The Writer Who Fell Happily Out Of Favour
Some authors are chameleons; they’ll write for decades and never produce a piece of work that defines them to a readership. Others create something so much from the heart that the work takes on a larger life and defines an era.
Martino Crowley is from Vicksburg, Mississippi. Born in 1935, he grew up to love film and theatre, majored in drama and went to New York City. He remembered meeting Elia Kazan back home, and became a production assistant for his film company. The job led to Hollywood and a secretarial post with Natalie Wood. She protected herself in Hollywood by keeping an inner circle of friends who were required to pass a kindness test. He passed, and she gave him time to work on a play.
The play didn’t so much open as explode in April 1968 off-Broadway. It ran for over a thousand performances. Back then homosexuality was still classified as a mental illness in the USA, and this look at the exotic creatures turned audiences into gawkers.
Before this there had been plays with gay themes, like ‘The Children’s Hour’ and ‘Tea and Sympathy’, but no-one had ever written about the gay milieu until ‘The Boys In The Band’. In it, Harold, ‘a 32 year-old, ugly, pock-marked Jew fairy’, is thrown a party by his exclusively gay circle. During the evening, a heterosexual college friend turns up unexpectedly and sparks a brutal series of confrontations. ‘Boys’ was not experimental. Rather, it was structured like a classic traditional West End play, and in its bitter self-examination unfolds along the lines of Tennessee Williams’ work.
It was described as a landmark play about acceptance and self-denial, and proved groundbreaking, not least as a historical snapshot. However, as the seventies progressed it was vilified for its self-loathing attitude, particularly as it contained lines like ‘Show me a happy homosexual and I’ll show you a gay corpse.’.
In 1969 William Friedkin made a lurid film version which was filmed only blocks from the Stonewall bar, where a riot broke out as gay men fought police oppression. The Stonewall Riot not only changed the political landscape – it sounded a death-knell for the play. The world was moving on fast, and sexual variety was becoming just another element of urbanisation.
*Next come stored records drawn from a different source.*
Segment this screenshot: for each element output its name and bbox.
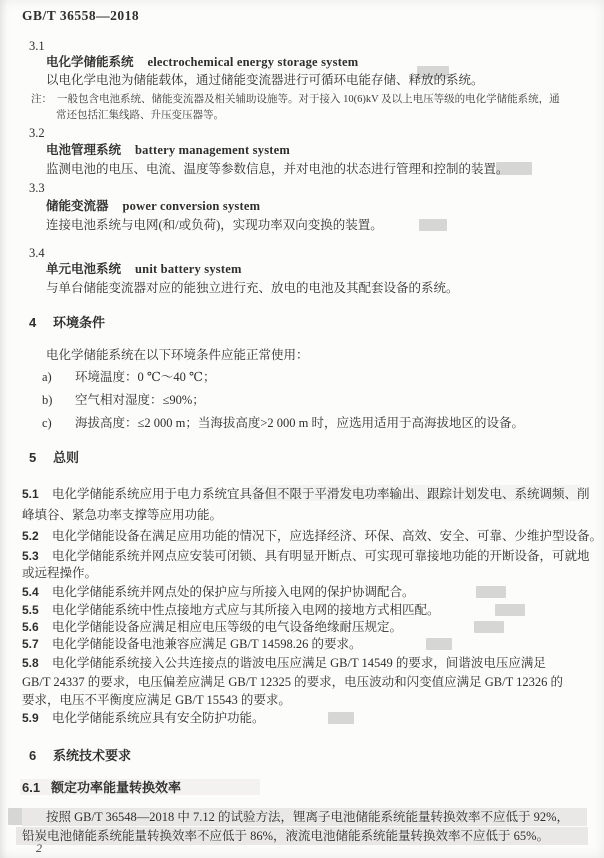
env-item-a-label: a) xyxy=(42,370,52,384)
term-3-2-title-zh: 电池管理系统 xyxy=(46,143,122,157)
para-5-8-line-3: 要求，电压不平衡度应满足 GB/T 15543 的要求。 xyxy=(22,693,291,707)
env-item-b-text: 空气相对湿度：≤90%； xyxy=(75,393,205,407)
scan-smudge xyxy=(426,638,452,650)
para-5-3-line-2: 或远程操作。 xyxy=(22,566,98,580)
clause-6-1-number: 6.1 xyxy=(22,780,41,795)
doc-code: GB/T 36558—2018 xyxy=(22,8,140,23)
term-3-3-number: 3.3 xyxy=(29,181,45,195)
clause-4-intro: 电化学储能系统在以下环境条件应能正常使用： xyxy=(46,348,309,362)
para-5-3-number: 5.3 xyxy=(22,549,39,563)
scan-smudge xyxy=(495,604,525,616)
scan-smudge xyxy=(419,219,447,231)
para-5-9-number: 5.9 xyxy=(22,711,39,725)
scan-edge-shadow xyxy=(0,0,7,858)
term-3-1-title-en: electrochemical energy storage system xyxy=(147,55,359,69)
env-item-c-label: c) xyxy=(42,416,52,430)
clause-6-title: 系统技术要求 xyxy=(53,748,132,763)
clause-6-number: 6 xyxy=(29,748,37,763)
para-5-9-text: 电化学储能系统应具有安全防护功能。 xyxy=(52,711,265,725)
para-5-2-number: 5.2 xyxy=(22,529,39,543)
term-3-1-definition: 以电化学电池为储能载体，通过储能变流器进行可循环电能存储、释放的系统。 xyxy=(46,73,484,87)
para-5-4-number: 5.4 xyxy=(22,585,39,599)
env-item-b xyxy=(42,393,205,408)
page-number: 2 xyxy=(36,841,42,855)
term-3-3-title-en: power conversion system xyxy=(122,199,261,213)
para-5-8-number: 5.8 xyxy=(22,656,39,670)
scan-smudge xyxy=(328,712,354,724)
para-5-2-line-1 xyxy=(22,529,602,544)
para-6-1-line-2: 铅炭电池储能系统能量转换效率不应低于 86%，液流电池储能系统能量转换效率不应低于 65%。 xyxy=(22,829,550,843)
clause-6-1-heading xyxy=(22,780,181,795)
term-3-2-number: 3.2 xyxy=(29,126,45,140)
para-5-5-text: 电化学储能系统中性点接地方式应与其所接入电网的接地方式相匹配。 xyxy=(52,603,440,617)
term-3-4-title-en: unit battery system xyxy=(135,262,242,276)
term-3-3-definition: 连接电池系统与电网(和/或负荷)，实现功率双向变换的装置。 xyxy=(46,218,383,232)
term-3-3-title-zh: 储能变流器 xyxy=(46,199,109,213)
term-3-1-note-line-2: 常还包括汇集线路、升压变压器等。 xyxy=(56,110,224,121)
para-5-6-text: 电化学储能设备应满足相应电压等级的电气设备绝缘耐压规定。 xyxy=(52,620,403,634)
para-5-1-number: 5.1 xyxy=(22,487,39,501)
term-3-4-title-zh: 单元电池系统 xyxy=(46,262,122,276)
para-5-1-line-1 xyxy=(22,487,590,502)
clause-6-1-title: 额定功率能量转换效率 xyxy=(51,780,182,795)
term-3-1-note-line-1 xyxy=(31,92,560,107)
env-item-b-label: b) xyxy=(42,393,53,407)
clause-4-number: 4 xyxy=(29,315,37,330)
term-3-2-definition: 监测电池的电压、电流、温度等参数信息，并对电池的状态进行管理和控制的装置。 xyxy=(46,162,509,176)
term-3-3-title xyxy=(46,199,260,214)
clause-4-title: 环境条件 xyxy=(53,315,106,330)
para-5-3-line-1 xyxy=(22,549,590,564)
note-text: 一般包含电池系统、储能变流器及相关辅助设施等。对于接入 10(6)kV 及以上电压等级的电化学储能系统，通 xyxy=(57,94,560,105)
term-3-1-title-zh: 电化学储能系统 xyxy=(46,55,134,69)
para-5-1-line-2: 峰填谷、紧急功率支撑等应用功能。 xyxy=(22,508,223,522)
para-5-7-line-1 xyxy=(22,637,362,652)
scan-smudge xyxy=(474,621,504,633)
term-3-4-title xyxy=(46,262,242,277)
para-5-8-line-1 xyxy=(22,656,546,671)
para-5-2-text: 电化学储能设备在满足应用功能的情况下，应选择经济、环保、高效、安全、可靠、少维护型设备。 xyxy=(52,529,603,543)
clause-5-number: 5 xyxy=(29,450,37,465)
clause-6-heading xyxy=(29,748,131,763)
para-5-7-text: 电化学储能设备电池兼容应满足 GB/T 14598.26 的要求。 xyxy=(52,637,362,651)
para-5-5-line-1 xyxy=(22,603,440,618)
para-5-8-line-2: GB/T 24337 的要求，电压偏差应满足 GB/T 12325 的要求，电压波动和闪变值应满足 GB/T 12326 的 xyxy=(22,675,563,689)
env-item-c xyxy=(42,416,524,431)
scan-smudge xyxy=(476,586,506,598)
para-5-1-text: 电化学储能系统应用于电力系统宜具备但不限于平滑发电功率输出、跟踪计划发电、系统调频、削 xyxy=(52,487,590,501)
clause-5-heading xyxy=(29,450,79,465)
clause-4-heading xyxy=(29,315,105,330)
para-5-4-line-1 xyxy=(22,585,415,600)
para-6-1-line-1: 按照 GB/T 36548—2018 中 7.12 的试验方法，锂离子电池储能系统能量转换效率不应低于 92%， xyxy=(46,810,570,824)
para-5-8-text: 电化学储能系统接入公共连接点的谐波电压应满足 GB/T 14549 的要求，间谐波电压应满足 xyxy=(52,656,546,670)
env-item-c-text: 海拔高度：≤2 000 m；当海拔高度>2 000 m 时，应选用适用于高海拔地区的设备。 xyxy=(75,416,524,430)
term-3-2-title xyxy=(46,143,290,158)
env-item-a-text: 环境温度：0 ℃～40 ℃； xyxy=(75,370,216,384)
note-label: 注： xyxy=(31,94,52,105)
clause-5-title: 总则 xyxy=(53,450,80,465)
term-3-1-number: 3.1 xyxy=(29,39,45,53)
term-3-4-number: 3.4 xyxy=(29,246,45,260)
para-5-3-text: 电化学储能系统并网点应安装可闭锁、具有明显开断点、可实现可靠接地功能的开断设备，可就地 xyxy=(52,549,590,563)
term-3-4-definition: 与单台储能变流器对应的能独立进行充、放电的电池及其配套设备的系统。 xyxy=(46,281,459,295)
para-5-5-number: 5.5 xyxy=(22,603,39,617)
env-item-a xyxy=(42,370,215,385)
para-5-7-number: 5.7 xyxy=(22,637,39,651)
term-3-1-title xyxy=(46,55,358,70)
para-5-9-line-1 xyxy=(22,711,265,726)
term-3-2-title-en: battery management system xyxy=(135,143,290,157)
para-5-6-line-1 xyxy=(22,620,402,635)
para-5-6-number: 5.6 xyxy=(22,620,39,634)
para-5-4-text: 电化学储能系统并网点处的保护应与所接入电网的保护协调配合。 xyxy=(52,585,415,599)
The partygoers caught in the pre-liberation closet no longer reflected the lives of audiences, even though dialogue from the play eventually wound up in ‘The Simpsons’.
Crowley wrote a negligible sequel entitled ‘Men from the Boys’ and some TV shows, but his poison-laced play, which now looks like a male version of ‘Who’s Afraid of Virginia Woolf?’, paved the way for a generation of books, films and plays incorporating characters with more complex sexuality.
By 1980 public awareness had changed so much that Friedkin’s film ‘Cruising’ was picketed for its negativity, just as ‘Basic Instinct’ was in the nineties. Crowley’s play was buried, its once exotic characters incorporated into the everyday world, its job done. And uniquely among all the authors I’ve covered here, there’s no real need for its rediscovery, although that’s not to deny its power or its place in history. But having said that, there’s a new 50th anniversary production which serves as a reminder of the long road travelled.